In addition to the above applications targeting specific tissues, supramolecular hydrogels are also widely used in the regeneration of other tissues. For example, a polymer-based supramolecular hydrogel prepared from α-CD and methoxy polyethylene glycol-poly(caprolactone)-(dodecanedioic acid)-poly(caprolactone)-methoxy polyethylene glycol triblock polymer (α-CD/MPEG-PCL-MPEG) was used to deliver erythropoietin (EPO), a hormone reported to have a positive role in myocardial infarction (MI, to reduce the systemic side effect of thrombosis and hypertension [101,102]. A host-guest complex formed by CD modified hyaluronic acid (HA-CD) and Ad modified hyaluronic acid (HA-Ad) was prepared to co-deliver anti-TGF-β and anti-inflammatory cytokine interleukin-10 (IL-10) to treat chronic kidney disease (CDK) for localized immunotherapy to avoid renal fibrosis [103]. Table 4 summarizes the applications of supramolecular hydrogels to deliver proteins for the regeneration of different tissues.
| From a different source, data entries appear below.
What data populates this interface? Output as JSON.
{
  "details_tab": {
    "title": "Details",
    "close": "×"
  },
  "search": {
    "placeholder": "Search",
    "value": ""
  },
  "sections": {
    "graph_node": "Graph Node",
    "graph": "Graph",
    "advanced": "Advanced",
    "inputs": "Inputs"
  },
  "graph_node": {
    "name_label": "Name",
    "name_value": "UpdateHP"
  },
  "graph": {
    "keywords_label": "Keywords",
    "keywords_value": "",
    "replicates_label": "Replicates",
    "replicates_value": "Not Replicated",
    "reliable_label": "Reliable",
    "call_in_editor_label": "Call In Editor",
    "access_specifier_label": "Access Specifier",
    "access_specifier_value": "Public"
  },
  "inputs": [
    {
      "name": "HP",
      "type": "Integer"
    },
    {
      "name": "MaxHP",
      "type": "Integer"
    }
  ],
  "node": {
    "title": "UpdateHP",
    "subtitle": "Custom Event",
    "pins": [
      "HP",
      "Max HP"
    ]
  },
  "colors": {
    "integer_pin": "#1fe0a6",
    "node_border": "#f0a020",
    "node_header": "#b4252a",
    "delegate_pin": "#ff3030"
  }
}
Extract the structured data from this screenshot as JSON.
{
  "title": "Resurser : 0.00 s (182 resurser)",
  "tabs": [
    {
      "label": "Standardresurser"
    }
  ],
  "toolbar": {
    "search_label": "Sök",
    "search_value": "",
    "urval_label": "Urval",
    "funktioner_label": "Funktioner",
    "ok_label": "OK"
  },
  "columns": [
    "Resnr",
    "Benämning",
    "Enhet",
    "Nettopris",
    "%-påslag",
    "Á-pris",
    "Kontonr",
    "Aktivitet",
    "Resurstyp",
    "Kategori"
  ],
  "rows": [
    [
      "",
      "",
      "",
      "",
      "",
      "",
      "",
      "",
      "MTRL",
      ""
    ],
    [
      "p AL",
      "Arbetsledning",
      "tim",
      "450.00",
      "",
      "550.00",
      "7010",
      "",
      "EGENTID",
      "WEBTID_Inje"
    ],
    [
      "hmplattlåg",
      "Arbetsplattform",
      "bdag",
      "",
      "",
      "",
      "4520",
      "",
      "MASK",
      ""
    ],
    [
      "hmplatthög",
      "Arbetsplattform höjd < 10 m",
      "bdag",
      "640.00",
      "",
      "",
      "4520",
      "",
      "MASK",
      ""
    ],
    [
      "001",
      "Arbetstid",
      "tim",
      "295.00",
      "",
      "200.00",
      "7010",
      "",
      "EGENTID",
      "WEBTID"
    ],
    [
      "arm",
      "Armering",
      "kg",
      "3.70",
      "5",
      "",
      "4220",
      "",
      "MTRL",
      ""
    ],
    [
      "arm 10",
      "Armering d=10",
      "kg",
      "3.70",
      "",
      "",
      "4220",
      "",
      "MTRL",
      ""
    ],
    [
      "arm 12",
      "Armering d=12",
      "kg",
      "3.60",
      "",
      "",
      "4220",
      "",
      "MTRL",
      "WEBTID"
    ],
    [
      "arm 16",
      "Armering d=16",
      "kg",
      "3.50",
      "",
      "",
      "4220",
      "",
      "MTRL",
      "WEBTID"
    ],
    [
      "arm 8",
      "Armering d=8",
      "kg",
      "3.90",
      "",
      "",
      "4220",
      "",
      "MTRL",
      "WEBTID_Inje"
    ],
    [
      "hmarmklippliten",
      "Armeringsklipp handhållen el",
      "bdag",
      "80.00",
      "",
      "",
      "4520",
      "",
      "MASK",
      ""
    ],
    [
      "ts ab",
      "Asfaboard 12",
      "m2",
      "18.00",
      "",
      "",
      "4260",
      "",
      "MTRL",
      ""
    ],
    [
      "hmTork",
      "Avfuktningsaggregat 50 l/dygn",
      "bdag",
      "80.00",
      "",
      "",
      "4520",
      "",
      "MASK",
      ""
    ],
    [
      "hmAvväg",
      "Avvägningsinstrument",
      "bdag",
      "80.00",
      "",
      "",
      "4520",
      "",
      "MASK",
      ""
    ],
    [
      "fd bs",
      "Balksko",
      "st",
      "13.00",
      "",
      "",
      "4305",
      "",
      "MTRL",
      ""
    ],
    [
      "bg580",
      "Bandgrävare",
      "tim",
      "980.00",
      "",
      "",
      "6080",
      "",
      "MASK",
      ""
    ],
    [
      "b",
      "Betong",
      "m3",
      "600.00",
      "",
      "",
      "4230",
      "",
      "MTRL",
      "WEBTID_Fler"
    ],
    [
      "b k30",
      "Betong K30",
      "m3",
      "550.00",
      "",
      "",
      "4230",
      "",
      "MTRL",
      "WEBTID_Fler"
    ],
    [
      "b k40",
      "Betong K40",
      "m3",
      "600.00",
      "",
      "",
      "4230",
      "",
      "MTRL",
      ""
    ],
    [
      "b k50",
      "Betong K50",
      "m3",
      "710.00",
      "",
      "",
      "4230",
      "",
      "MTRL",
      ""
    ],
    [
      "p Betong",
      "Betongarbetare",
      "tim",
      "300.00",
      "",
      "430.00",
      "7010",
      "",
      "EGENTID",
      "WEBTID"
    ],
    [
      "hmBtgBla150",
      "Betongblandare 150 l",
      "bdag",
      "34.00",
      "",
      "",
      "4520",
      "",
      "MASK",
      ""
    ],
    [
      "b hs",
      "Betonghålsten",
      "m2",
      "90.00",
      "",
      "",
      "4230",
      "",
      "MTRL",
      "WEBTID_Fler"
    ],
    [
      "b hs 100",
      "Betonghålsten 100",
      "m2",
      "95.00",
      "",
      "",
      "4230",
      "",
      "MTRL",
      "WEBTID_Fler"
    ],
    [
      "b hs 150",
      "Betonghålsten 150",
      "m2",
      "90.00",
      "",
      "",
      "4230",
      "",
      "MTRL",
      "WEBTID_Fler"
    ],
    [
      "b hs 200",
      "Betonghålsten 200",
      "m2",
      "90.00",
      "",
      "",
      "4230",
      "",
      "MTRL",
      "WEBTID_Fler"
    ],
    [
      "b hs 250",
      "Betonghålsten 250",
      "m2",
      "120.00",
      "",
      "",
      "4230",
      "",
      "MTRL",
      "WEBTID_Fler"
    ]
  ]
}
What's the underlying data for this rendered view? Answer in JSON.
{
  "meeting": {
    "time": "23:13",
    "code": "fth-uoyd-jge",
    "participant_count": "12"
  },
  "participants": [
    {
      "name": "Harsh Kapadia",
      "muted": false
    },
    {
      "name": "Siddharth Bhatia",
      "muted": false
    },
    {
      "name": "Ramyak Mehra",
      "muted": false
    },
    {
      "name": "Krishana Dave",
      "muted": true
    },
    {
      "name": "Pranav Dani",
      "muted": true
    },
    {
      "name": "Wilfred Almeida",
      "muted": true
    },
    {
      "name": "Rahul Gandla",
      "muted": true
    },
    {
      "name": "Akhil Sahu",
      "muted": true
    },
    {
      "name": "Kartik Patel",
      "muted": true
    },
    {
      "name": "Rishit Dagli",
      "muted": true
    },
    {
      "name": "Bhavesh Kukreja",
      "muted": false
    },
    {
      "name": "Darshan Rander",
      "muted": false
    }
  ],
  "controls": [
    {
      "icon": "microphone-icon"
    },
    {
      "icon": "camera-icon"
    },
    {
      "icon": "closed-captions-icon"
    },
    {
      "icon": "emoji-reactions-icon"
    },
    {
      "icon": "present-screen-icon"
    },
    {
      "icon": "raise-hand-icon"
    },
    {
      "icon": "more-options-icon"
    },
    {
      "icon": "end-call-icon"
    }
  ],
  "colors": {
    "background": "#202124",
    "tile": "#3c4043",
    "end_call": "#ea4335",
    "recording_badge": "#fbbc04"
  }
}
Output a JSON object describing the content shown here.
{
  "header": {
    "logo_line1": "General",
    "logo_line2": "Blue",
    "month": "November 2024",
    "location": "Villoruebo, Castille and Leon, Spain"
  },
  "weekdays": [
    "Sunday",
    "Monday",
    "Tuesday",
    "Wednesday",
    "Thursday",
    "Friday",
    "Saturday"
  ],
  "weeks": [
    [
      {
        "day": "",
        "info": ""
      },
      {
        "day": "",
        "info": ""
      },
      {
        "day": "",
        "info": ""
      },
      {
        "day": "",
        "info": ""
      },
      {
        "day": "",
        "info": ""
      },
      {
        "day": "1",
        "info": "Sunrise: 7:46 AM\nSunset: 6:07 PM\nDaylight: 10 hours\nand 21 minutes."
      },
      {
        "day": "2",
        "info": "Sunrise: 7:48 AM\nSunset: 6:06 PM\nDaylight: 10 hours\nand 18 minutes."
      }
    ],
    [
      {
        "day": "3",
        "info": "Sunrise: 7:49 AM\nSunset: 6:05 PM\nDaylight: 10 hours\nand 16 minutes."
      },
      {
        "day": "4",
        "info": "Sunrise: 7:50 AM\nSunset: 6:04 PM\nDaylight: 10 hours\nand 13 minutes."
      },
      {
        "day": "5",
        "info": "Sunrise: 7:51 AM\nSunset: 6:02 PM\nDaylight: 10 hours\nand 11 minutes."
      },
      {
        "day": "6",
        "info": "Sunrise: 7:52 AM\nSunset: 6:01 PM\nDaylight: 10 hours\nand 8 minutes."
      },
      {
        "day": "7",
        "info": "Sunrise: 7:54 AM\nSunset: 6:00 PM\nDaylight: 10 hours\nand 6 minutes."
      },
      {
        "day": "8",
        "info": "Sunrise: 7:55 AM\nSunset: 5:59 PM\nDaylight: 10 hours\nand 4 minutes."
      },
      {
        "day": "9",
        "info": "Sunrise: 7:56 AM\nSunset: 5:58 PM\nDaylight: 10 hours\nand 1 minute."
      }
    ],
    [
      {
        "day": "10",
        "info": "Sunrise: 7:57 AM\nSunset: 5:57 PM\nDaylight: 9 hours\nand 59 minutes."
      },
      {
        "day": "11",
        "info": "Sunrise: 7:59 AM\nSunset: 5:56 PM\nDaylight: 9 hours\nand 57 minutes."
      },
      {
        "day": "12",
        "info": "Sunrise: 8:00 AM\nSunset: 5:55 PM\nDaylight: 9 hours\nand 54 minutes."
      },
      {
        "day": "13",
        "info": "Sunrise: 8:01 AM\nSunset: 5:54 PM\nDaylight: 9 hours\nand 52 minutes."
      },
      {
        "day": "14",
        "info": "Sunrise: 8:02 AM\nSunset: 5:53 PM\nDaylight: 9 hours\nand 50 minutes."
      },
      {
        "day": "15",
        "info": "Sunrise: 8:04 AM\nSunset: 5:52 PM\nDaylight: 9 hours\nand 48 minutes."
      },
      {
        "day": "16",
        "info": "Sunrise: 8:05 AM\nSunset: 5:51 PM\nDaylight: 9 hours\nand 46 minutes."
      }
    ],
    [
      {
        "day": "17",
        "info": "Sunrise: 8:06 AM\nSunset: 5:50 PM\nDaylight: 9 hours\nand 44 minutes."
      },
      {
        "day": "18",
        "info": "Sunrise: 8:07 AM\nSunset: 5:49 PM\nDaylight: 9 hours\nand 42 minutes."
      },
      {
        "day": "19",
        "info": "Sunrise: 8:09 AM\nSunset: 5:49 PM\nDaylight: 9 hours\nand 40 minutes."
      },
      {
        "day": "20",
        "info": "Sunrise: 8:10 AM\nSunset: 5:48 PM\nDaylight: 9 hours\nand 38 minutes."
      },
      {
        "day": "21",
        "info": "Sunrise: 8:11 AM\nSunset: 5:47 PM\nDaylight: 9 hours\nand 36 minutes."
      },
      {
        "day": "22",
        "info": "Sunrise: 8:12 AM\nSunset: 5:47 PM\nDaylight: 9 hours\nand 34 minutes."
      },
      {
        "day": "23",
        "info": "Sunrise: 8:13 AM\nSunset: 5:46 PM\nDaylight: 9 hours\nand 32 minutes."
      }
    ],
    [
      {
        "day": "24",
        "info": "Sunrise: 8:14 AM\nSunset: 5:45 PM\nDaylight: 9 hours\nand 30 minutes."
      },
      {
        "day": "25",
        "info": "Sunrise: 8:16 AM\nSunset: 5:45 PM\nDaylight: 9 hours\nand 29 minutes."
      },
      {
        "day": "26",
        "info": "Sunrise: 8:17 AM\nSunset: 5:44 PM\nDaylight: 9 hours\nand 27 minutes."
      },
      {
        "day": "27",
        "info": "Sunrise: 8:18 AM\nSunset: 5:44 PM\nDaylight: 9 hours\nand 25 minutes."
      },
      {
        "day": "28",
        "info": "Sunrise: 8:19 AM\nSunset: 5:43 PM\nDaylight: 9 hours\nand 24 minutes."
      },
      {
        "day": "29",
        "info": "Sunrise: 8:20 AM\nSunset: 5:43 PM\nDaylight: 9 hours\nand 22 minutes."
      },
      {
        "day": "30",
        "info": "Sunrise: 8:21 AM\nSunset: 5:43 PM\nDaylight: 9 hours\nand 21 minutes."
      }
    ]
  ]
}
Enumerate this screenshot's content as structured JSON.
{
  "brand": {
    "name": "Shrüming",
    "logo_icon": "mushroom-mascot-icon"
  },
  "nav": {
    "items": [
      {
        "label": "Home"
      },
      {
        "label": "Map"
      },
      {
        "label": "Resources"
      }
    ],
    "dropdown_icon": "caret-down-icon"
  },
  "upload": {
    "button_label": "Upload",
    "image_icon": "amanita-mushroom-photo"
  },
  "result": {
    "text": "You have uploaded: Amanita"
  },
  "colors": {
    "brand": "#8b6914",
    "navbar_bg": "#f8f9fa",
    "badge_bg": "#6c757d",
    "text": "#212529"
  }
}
Overall, supramolecular hydrogels, with their self-healing and shear-thinning properties, controlled network density and stimuli behavior, have great potential for the local delivery of proteins with tailored release kinetics.

5. Challenges in the Design of Supramolecular Hydrogels

From the various studies described in this review, particular challenges arise for their clinical translation. Table 5 summarizes some of these challenges to be considered in the design of supramolecular hydrogels and proposes possible solutions to tackle them.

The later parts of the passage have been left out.